German Automakers Under Fire for Testing Emissions on Monkeys
Volkswagen, BMW, and Daimler (the parent company of Mercedes-Benz) were recently outed for financing extremely controversial and borderline immoral experimentation back in 2014 involving monkeys in an enclosed space being forced to breathe diesel fumes.
New York Times broke the story just last week, but the testing was also briefly touched upon in the first episode of a Netflix investigative documentary series entitled, “Dirty Money.”
The study was completed in an attempt to prove how much cleaner diesel engines were at the time in comparison to their predecessors. The irony is that the test vehicles used in the study were Volkswagens purposefully rigged to reduce emissions to a significantly lower level than any standard model engine available for purchase. That scandal alone, once uncovered, went on to cost Volkswagen tens of billions of dollars.
Volkswagen released a statement in response to the article by the Times stating that they “believe that the scientific methods used to conduct the study were wrong and that it would have been better not to undertake it at all.” A likely story from a company who was caught attempting to cheat the system in a vast conspiracy underwritten by corporate greed.
At the time of this abhorrent experiment, the automakers had enlisted the help of the European Research Group on Environment and Health in the Transport Sector (EUGT) to conduct studies on their behalf. But they were far from in the dark regarding the companies’ practices, as it was the three German car companies in question who created the institute in the first place. The tests themselves took place in Albuquerque, New Mexico, at the Lovelace Respiratory Research Institute. Volkswagen maintains that the study was not completed nor published before the EUGT dissolved back in June of 2017.
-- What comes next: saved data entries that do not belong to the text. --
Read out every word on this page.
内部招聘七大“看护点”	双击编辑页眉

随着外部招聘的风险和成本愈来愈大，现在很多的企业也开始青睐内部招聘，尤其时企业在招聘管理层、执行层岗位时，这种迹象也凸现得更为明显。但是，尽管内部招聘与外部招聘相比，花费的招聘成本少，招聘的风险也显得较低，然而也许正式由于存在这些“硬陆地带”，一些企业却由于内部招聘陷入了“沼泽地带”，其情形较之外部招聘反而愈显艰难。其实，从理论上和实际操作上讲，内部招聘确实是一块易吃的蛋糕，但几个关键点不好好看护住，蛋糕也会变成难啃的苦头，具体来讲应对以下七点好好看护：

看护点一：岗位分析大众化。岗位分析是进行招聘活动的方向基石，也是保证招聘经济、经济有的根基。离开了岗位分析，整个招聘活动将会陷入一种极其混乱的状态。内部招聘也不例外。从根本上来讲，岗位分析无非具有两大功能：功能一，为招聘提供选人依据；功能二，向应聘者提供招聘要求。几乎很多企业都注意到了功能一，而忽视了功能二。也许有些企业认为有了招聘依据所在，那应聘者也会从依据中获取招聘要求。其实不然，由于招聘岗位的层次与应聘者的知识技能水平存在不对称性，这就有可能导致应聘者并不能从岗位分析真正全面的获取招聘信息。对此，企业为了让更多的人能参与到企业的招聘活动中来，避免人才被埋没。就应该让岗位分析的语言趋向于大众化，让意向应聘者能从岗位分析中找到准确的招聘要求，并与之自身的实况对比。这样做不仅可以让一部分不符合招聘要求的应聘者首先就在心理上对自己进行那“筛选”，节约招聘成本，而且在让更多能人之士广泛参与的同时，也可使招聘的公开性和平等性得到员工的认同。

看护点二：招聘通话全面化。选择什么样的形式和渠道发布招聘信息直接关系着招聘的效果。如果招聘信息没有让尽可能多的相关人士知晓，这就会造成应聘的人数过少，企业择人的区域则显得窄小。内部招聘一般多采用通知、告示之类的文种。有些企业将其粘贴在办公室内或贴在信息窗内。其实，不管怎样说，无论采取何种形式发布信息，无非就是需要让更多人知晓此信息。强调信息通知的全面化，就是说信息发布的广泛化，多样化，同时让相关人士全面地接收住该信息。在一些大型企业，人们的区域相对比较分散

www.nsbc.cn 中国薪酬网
Perhaps due to the fact that the experiment was conducted in a Volkswagen vehicle, that specific automaker has been the most forthcoming in response to the accusations. BMW has been completely silent thus far with no official response, while Daimler is claiming that they will be launching an investigation of their own.
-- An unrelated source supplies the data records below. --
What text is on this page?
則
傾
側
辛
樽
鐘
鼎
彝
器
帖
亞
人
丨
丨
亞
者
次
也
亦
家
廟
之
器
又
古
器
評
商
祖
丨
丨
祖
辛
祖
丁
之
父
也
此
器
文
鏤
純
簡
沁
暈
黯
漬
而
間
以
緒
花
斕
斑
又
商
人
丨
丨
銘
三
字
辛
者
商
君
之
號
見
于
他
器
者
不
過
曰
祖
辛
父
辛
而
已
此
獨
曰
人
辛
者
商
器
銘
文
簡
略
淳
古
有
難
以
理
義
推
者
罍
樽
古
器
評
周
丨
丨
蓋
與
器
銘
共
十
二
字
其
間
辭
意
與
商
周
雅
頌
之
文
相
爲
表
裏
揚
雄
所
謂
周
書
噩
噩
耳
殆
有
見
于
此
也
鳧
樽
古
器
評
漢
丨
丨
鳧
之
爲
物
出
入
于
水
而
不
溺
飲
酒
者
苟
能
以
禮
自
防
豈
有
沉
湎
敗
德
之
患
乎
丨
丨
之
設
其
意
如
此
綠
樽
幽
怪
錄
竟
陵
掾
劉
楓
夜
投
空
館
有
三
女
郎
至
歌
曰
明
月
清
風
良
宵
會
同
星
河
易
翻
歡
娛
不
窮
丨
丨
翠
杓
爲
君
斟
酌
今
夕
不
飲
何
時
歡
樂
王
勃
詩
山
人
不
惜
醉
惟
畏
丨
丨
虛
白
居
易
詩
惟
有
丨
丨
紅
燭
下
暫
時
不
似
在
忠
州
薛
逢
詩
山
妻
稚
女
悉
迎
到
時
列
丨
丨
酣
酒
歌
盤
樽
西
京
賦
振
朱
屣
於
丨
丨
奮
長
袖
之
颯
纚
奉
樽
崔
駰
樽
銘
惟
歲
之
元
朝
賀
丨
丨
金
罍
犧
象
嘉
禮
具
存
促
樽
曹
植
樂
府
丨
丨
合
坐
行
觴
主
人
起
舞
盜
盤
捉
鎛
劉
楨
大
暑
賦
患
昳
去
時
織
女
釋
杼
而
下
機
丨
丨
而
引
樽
The German government has also taken a strongly opposing stance on the subject. Steffen Seibert, a spokesman for Chancellor Angela Merkel attested that the experiments were “in no ethical way justifiable and they raise many critical questions about those who are behind the tests.” Germany actually has some of the strictest animal testing laws in all of Europe. They have even imposed a near total ban on using apes as laboratory animals according to the German ministry of food and agriculture. The United States, on the other hand, has much more permissive regulations, and it has been determined that there are tens of thousands of non-human primates being used in experiments each year.
Lovelace Respiratory Research Institute located in Albuquerque, New Mexico
The Lovelace Respiratory Research Institute confirmed that the experiments had indeed taken place at their facility, but that the findings would never be published after it was exposed that Volkswagen had rigged diesel test cars in order to cheat on emissions testing.
This controversy involving the unethical treatment of monkeys as lab animals is just the latest in the snowballing fallout of the original scandal involving Volkswagen. U.S. prosecutors involved in investigating how deep this debacle actually goes believe that the VW engineers were aware back in 2006 that the new 2.0 liter diesel engine would not comply with emissions regulations. Apparently, instead of going back to the drawing board, Volkswagen thought it would be a better idea to cut corners and rig the emissions testing in their favor. The rigged vehicles had software installed that kicked in only during testing that would strictly limit and regulate the output of emissions. Meanwhile, those very same vehicles would dump up to 40 times the amount of allowable levels of pollutants while on the road. The German automaker, who owns Audi, Porsche, Skoda, and SEAT, is now under major scrutiny as investigators explore the very real possibility that dirty diesel engines are to blame in large part for the air pollution problems in Europe.